Releasing CRäKN, Week 5: A Tale of Two Retrospectives and a Post-it Note Explosion
This post is part of a blog series that follows along as we work with our client, CRäKN, to build a software-as-a-service app. First post here.
Time flies when you’re building a new app, and at week five, it was time for project retrospectives. Two short meetings to check in on what has gone well so far and what hasn’t. On Tuesday, the Gaslight team met to chat amongst themselves, and on Thursday, they had a second retrospective meeting that included the CRäKN team. It was a chance to honestly compare notes and do an all-team gut check.
The main takeaways from the Gaslight-only retrospective: First, the team felt a need to improve the process for story mapping at the beginning of the project. It was a bit exhausting in hindsight and could use more structure. They also talked about ways to make early technology deployment, especially for Ember.js, faster. Finally, it was clear that Gaslight’s client onboarding process needs some work.
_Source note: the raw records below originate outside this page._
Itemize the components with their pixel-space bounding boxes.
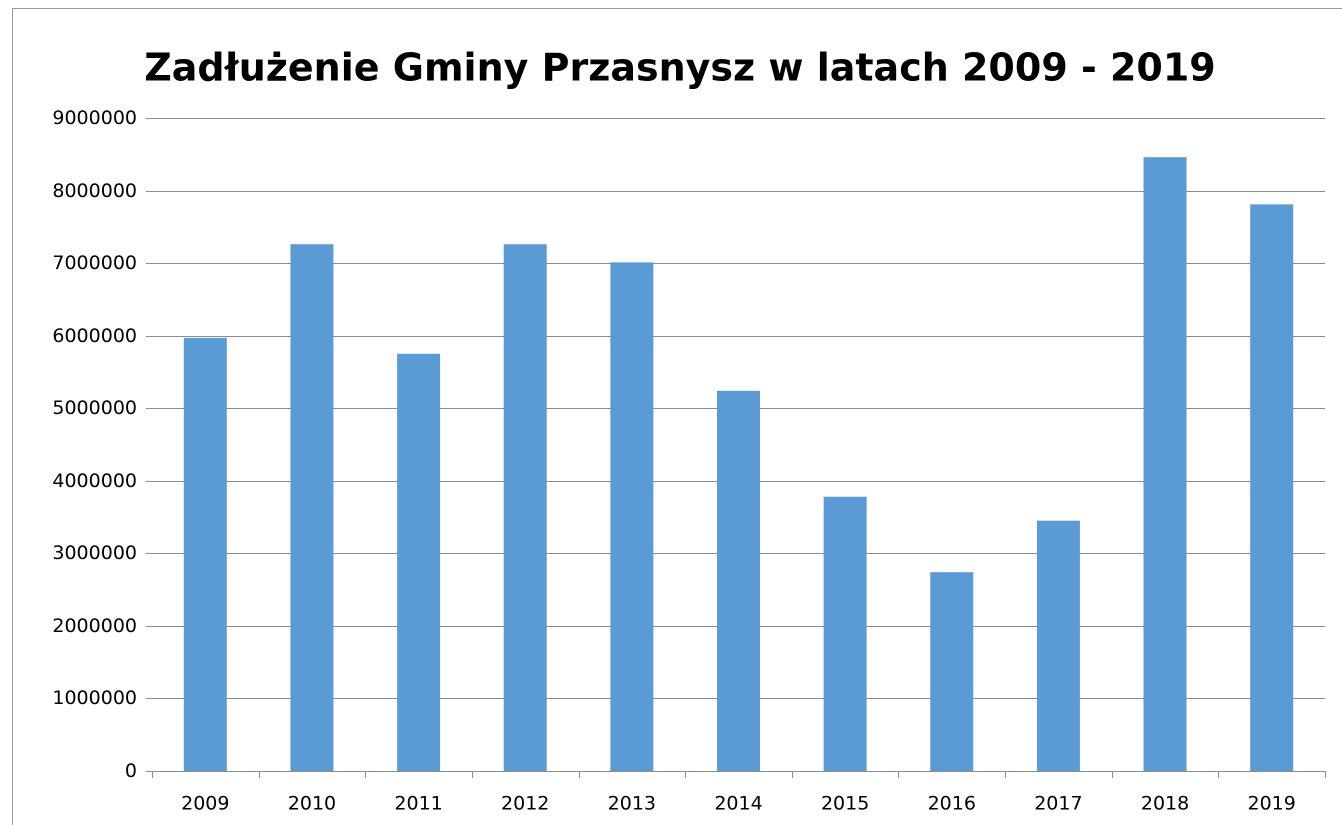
bar (930, 572, 974, 771)
y-tick-label: 7000000 (52, 252, 137, 274)
bar (1143, 157, 1187, 771)
y-tick-label: 8000000 (52, 180, 137, 202)
bar (823, 496, 867, 771)
bar (290, 244, 334, 771)
y-tick-label: 4000000 (52, 470, 137, 492)
y-tick-label: 3000000 (52, 542, 137, 564)
x-tick-label: 2010 (288, 793, 336, 815)
bar (183, 337, 227, 771)
x-tick-label: 2012 (501, 793, 549, 815)
x-tick-label: 2017 (1034, 793, 1082, 815)
y-tick-label: 9000000 (52, 107, 137, 129)
x-tick-label: 2015 (821, 793, 869, 815)
bar (1250, 204, 1294, 771)
bar (1036, 520, 1080, 771)
x-tick-label: 2013 (608, 793, 656, 815)
x-tick-label: 2011 (394, 793, 442, 815)
y-tick-label: 2000000 (52, 615, 137, 637)
y-tick-label: 0 (125, 760, 137, 782)
chart-border (12, 8, 1342, 825)
x-tick-label: 2009 (181, 793, 229, 815)
x-tick-label: 2018 (1141, 793, 1189, 815)
y-tick-label: 6000000 (52, 325, 137, 347)
bar (717, 390, 760, 771)
x-tick-label: 2016 (928, 793, 976, 815)
y-tick-label: 5000000 (52, 397, 137, 419)
chart-title: Zadłużenie Gminy Przasnysz w latach 2009… (144, 46, 1216, 90)
x-tick-label: 2014 (714, 793, 762, 815)
bar (610, 262, 654, 771)
y-tick-label: 1000000 (52, 687, 137, 709)
x-tick-label: 2019 (1248, 793, 1296, 815)
bar (397, 353, 441, 771)
bar (503, 244, 547, 771)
In fact, CRäKN echoed that last point at the second retrospective. “I showed up at Gaslight with my dorky little backpack like a new kid on a college campus,” says CRäKN Chief Technology Officer Cliff Campbell. “Where do I sit?” Gaslight designer Lauren Woodrick remembers scrambling to find extra desks and chairs during that first day of co-locating. Everyone talked about the need for an orientation playbook for new clients with a checklist—where do I go, what do I do, etc.
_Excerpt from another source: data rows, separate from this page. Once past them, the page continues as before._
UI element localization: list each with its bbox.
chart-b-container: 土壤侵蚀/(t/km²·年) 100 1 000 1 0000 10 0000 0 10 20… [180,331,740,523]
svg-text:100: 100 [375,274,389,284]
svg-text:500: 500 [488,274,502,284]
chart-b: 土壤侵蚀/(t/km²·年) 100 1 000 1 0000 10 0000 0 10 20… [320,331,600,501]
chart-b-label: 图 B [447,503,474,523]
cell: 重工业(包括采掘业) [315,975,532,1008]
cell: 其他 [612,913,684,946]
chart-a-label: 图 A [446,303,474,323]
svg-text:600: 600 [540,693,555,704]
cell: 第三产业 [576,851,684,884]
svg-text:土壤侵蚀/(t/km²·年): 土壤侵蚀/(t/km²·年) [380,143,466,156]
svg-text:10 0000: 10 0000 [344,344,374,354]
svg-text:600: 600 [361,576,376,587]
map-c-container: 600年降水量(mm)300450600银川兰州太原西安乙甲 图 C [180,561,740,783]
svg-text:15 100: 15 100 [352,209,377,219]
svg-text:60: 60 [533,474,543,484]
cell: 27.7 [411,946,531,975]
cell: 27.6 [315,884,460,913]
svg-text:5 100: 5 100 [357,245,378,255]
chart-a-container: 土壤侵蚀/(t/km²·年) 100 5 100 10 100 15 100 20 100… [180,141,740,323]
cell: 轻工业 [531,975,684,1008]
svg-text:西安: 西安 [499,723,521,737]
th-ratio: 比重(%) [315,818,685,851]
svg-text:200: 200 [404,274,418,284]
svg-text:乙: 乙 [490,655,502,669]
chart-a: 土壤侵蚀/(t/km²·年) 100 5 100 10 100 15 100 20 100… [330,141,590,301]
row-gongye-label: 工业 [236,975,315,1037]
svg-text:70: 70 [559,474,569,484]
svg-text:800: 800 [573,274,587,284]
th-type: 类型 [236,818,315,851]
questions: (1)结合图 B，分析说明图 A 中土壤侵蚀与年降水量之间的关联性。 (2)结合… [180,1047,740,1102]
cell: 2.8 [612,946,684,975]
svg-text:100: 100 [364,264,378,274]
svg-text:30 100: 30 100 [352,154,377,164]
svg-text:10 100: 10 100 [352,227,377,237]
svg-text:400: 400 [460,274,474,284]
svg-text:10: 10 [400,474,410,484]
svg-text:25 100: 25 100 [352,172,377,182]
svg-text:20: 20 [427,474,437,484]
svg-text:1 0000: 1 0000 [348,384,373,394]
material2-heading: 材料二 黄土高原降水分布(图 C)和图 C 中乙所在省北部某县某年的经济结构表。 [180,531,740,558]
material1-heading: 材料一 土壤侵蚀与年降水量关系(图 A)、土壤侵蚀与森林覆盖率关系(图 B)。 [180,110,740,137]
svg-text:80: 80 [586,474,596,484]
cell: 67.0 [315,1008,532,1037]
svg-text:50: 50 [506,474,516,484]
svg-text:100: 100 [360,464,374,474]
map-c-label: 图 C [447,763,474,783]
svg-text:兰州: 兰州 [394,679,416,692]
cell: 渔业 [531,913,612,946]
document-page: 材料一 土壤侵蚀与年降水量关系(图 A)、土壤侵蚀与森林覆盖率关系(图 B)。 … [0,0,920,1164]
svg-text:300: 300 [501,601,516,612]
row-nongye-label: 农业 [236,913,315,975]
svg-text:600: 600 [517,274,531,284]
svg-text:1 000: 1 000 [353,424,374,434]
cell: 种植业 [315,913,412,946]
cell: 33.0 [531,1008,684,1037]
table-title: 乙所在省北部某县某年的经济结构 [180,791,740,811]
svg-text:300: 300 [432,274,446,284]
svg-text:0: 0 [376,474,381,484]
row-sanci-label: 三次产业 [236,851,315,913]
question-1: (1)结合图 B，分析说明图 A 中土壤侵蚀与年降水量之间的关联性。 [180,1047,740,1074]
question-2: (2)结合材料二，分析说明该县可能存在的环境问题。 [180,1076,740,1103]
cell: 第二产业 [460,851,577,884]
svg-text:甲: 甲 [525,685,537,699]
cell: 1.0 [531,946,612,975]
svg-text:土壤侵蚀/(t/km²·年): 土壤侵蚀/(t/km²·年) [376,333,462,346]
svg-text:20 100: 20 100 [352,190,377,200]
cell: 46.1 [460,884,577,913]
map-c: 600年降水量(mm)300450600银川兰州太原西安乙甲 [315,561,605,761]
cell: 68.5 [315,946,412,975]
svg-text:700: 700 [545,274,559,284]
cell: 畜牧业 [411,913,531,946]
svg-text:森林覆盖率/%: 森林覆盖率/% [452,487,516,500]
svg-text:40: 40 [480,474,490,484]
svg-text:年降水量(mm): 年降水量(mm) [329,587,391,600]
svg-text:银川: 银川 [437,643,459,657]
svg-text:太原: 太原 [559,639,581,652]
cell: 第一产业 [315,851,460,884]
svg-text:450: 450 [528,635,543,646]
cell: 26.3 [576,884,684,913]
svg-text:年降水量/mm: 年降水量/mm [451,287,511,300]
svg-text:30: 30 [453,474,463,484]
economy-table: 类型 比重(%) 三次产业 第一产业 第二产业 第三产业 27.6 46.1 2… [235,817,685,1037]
Another pain point? User story sizing. It’s hard to break down the app into easily buildable chunks. The team made design mock-ups, for instance, that encompass four or five different software features in the app. So there’s been some confusion about whether the team is working from design mock-ups or Kanban cards that define smaller software features. Right now it’s both, so it’s not as easy as everyone would like to track progress.
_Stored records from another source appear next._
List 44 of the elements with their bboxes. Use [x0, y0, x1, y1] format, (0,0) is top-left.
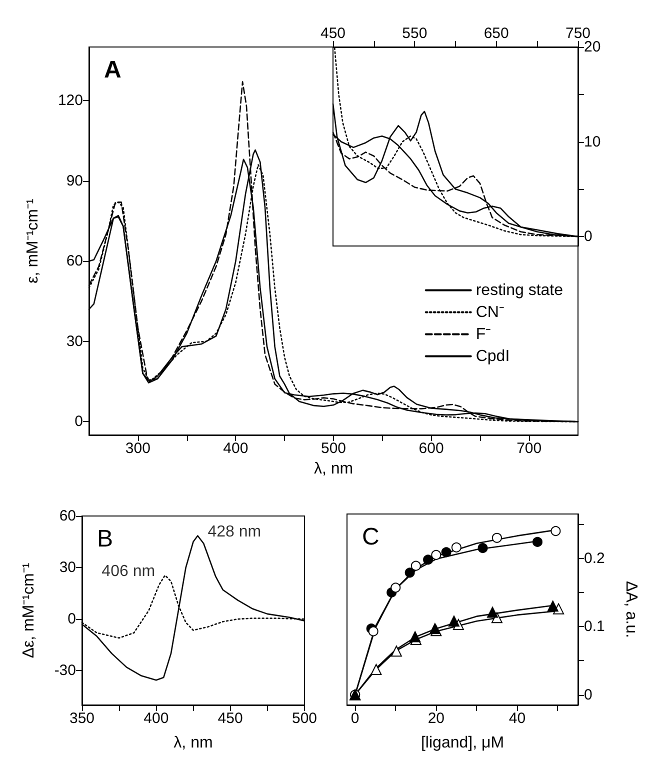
- y-tick-label: 0.2: [584, 550, 605, 567]
- x-tick-label: 40: [508, 710, 526, 727]
- x-tick-label: 500: [320, 440, 346, 457]
- y-tick-label: 30: [66, 332, 83, 350]
- y-tick-label: 10: [584, 133, 601, 150]
- x-tick-label: 350: [69, 710, 95, 727]
- x-tick-label: 0: [350, 710, 360, 727]
- y-tick-label: 0: [74, 413, 83, 430]
- x-axis-title: λ, nm: [314, 460, 354, 478]
- x-tick-label: 650: [484, 25, 509, 42]
- x-tick-label: 400: [223, 440, 248, 457]
- y-axis-title: ε, mM⁻¹cm⁻¹: [24, 198, 42, 284]
- legend-label: F⁻: [476, 326, 491, 343]
- y-tick-label: -30: [54, 662, 76, 680]
- y-tick-label: 60: [59, 508, 76, 524]
- chart-title: C: [362, 524, 380, 550]
- legend-label: resting state: [476, 282, 564, 299]
- chart-title: A: [104, 56, 122, 84]
- y-axis-title: ΔA, a.u.: [622, 581, 640, 638]
- y-tick-label: 0: [68, 610, 76, 628]
- x-tick-label: 450: [218, 710, 243, 727]
- y-tick-label: 90: [66, 172, 83, 190]
- y-tick-label: 30: [59, 559, 76, 576]
- x-tick-label: 400: [144, 710, 169, 727]
- chart-title: B: [97, 526, 114, 552]
- x-tick-label: 300: [125, 440, 150, 457]
- x-axis-title: λ, nm: [174, 734, 213, 752]
- y-tick-label: 60: [66, 252, 83, 270]
- legend-label: CpdI: [476, 348, 510, 365]
- x-tick-label: 450: [320, 25, 346, 42]
- annotation: 406 nm: [102, 562, 156, 580]
- y-tick-label: 0.1: [584, 618, 605, 636]
- x-axis-title: [ligand], μM: [420, 734, 504, 752]
- y-axis-title: Δε, mM⁻¹cm⁻¹: [20, 562, 38, 658]
- y-tick-label: 120: [58, 92, 83, 110]
- annotation: 428 nm: [208, 523, 262, 540]
- x-tick-label: 600: [418, 440, 444, 457]
- y-tick-label: 0: [584, 228, 592, 246]
- x-tick-label: 700: [516, 440, 542, 457]
- x-tick-label: 500: [292, 710, 317, 727]
- x-tick-label: 20: [428, 710, 444, 727]
- legend-label: CN⁻: [476, 304, 504, 321]
- y-tick-label: 0: [584, 686, 592, 704]
- x-tick-label: 550: [402, 25, 428, 42]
CRäKN product owner Shawna Becknell also felt some pain around the user story map for the entire application. After using a digital tool, she became frustrated with its limitations. “The map was way too big, and I couldn’t see it all,” she says. “How could I properly plan the release if I couldn’t see the whole picture? I like analog, so I just put the whole thing on the wall.” Picture dozens of Post-it notes on the wall near the CRäKN team that outline the big picture vision for the app.
This exercise gave Shawna additional insight into the build. While writing out all those user stories by hand, she found herself writing the word calendar about six different times. It made her realize just how important that functionality is to different parts of the app. In addition to this analog story map, the team manages work-in-progress with Trello, a piece of project management software everyone can access.
And one more milestone that’s worthy of note for week five. There’s a general sense that the whole team has reached a higher level of trust and communication. “At the beginning it was hard to be blunt,” Shawna says. “I didn’t want people to think, ‘Oh, she’s the client do what she says.’ Now I feel like I can be a little bit of a jerk and people will push back.” Or as Gaslight developer Katherine Tornwall put it, “We’ve all been sitting beside each other for four weeks. There are no more secrets.”